Une seule autre étude a mesuré rigoureusement l’effet de telles lois sur le nombre de cyclistes. Elle a été publiée en 2002 dans la revue Pediatrics par une épidémiologiste torontoise, Alison Macpherson, de l’ Université York. En Ontario, les enfants doivent porter un casque. La Dre Macpherson n’a pas détecté de baisse du nombre de jeunes cyclistes après l’entrée en vigueur de la loi, en 1995. Par contre, en 2002, le taux de port du casque était retombé à ce qu’il était en 1995.
« Je ne pense pas qu’on ait prouvé que le casque obligatoire décourage des cyclistes à long terme, dit la Dre Macpherson. L’étude de Robinson aurait dû être menée pendant plus longtemps. Et de toute façon, je trouve qu’on exagère les bénéfices du vélo pour la santé. La plupart des gens ne pédalent pas très vite. » Un épidémiologiste montréalais qui suit aussi le dossier, Barry Pless, de l’Université McGill, souligne lui aussi que les cyclistes vont en général plutôt lentement à Montréal, et donc qu’ils ne font pas assez d’exercice pour que cela soit pris en compte dans l’analyse des coûts et des bénéfices d’une loi obligeant le port du casque. Le Dr Pless estime en outre que l’étude de M. de Jong est suspecte tant qu’elle n’a pas été publiée dans une revue renommée.
Suzanne Lareau, présidente de Vélo-Québec, a été estomaquée d’entendre les défenseurs du casque minimiser les bénéfices du vélo pour la santé. « De l’exercice, c’est de l’exercice, qu’on soit essoufflé ou non, dit Mme Lareau. Et nous sommes convaincus que beaucoup de cyclistes cesseraient de faire du vélo si on les obligeait à porter un casque. Nous préférons améliorer la sécurité des cyclistes plutôt que de véhiculer l’idée que le vélo est dangereux. »

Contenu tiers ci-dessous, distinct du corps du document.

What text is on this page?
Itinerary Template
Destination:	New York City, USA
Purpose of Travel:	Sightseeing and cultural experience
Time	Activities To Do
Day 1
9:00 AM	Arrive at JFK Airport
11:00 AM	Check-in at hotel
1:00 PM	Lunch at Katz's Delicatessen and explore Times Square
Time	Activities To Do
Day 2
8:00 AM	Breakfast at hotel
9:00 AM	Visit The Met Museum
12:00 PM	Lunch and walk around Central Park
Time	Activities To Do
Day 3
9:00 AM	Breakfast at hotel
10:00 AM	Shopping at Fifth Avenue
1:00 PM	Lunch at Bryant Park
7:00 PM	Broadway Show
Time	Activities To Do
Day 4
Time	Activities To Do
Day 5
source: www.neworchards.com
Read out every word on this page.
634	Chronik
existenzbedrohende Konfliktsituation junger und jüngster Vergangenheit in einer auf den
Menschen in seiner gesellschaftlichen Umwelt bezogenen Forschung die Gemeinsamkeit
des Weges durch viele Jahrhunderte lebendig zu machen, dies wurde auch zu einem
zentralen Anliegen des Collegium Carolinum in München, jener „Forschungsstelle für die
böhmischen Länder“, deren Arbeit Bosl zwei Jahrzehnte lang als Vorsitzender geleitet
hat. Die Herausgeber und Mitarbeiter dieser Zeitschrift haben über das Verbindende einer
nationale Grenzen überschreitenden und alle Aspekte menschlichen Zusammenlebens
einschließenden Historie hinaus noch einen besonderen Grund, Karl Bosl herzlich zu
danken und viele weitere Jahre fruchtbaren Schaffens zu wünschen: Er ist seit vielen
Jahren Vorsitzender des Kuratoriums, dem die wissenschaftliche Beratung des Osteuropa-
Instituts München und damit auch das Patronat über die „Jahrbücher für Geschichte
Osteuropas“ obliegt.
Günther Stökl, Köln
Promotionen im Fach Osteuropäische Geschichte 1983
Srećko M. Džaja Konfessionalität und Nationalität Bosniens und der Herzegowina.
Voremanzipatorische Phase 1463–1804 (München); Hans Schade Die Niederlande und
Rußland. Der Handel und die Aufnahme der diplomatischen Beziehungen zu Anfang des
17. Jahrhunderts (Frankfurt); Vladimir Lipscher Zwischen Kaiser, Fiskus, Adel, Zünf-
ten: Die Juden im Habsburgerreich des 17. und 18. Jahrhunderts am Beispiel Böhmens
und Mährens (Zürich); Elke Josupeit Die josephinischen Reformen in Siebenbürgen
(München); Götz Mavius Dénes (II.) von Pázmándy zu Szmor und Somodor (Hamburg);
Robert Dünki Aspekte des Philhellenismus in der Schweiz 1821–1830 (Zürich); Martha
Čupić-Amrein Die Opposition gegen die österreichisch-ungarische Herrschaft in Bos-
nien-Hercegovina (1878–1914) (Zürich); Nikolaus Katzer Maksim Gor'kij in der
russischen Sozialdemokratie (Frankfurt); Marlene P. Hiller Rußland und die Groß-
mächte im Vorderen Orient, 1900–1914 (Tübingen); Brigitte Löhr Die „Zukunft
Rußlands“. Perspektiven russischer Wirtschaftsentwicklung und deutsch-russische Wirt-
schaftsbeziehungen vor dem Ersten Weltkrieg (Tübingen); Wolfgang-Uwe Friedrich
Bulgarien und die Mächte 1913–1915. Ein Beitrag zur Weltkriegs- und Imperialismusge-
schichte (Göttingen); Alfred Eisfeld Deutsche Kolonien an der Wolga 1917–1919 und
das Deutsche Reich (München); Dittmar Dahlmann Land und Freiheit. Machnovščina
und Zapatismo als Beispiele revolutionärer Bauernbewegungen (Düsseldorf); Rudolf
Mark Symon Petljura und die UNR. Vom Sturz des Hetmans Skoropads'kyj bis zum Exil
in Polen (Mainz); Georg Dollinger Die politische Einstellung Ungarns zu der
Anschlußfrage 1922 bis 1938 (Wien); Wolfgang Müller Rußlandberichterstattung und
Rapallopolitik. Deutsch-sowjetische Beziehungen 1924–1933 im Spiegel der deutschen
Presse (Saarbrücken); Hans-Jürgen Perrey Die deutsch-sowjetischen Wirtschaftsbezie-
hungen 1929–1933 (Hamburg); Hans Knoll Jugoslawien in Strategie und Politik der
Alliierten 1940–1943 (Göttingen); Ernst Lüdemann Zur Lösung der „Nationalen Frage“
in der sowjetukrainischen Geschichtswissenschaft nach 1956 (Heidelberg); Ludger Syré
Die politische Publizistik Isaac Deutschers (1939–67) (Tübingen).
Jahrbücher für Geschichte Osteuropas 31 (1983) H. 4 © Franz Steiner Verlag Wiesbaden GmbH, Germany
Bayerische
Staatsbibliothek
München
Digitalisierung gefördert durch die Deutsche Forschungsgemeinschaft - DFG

Un rapide sondage réalisé vendredi après-midi au coin du boulevard de Maisonneuve et de la rue de Bleury montre que la baisse de popularité du vélo est un risque bien réel. Un des 10 cyclistes interrogés a déclaré que si une loi l’obligeait à porter un casque, il ferait probablement moins de vélo. Une autre a affirmé qu’elle accumulerait les contraventions en signe de protestation. De la cinquantaine de cyclistes qui ont croisé l’intersection en une demi-heure, le tiers était casqué.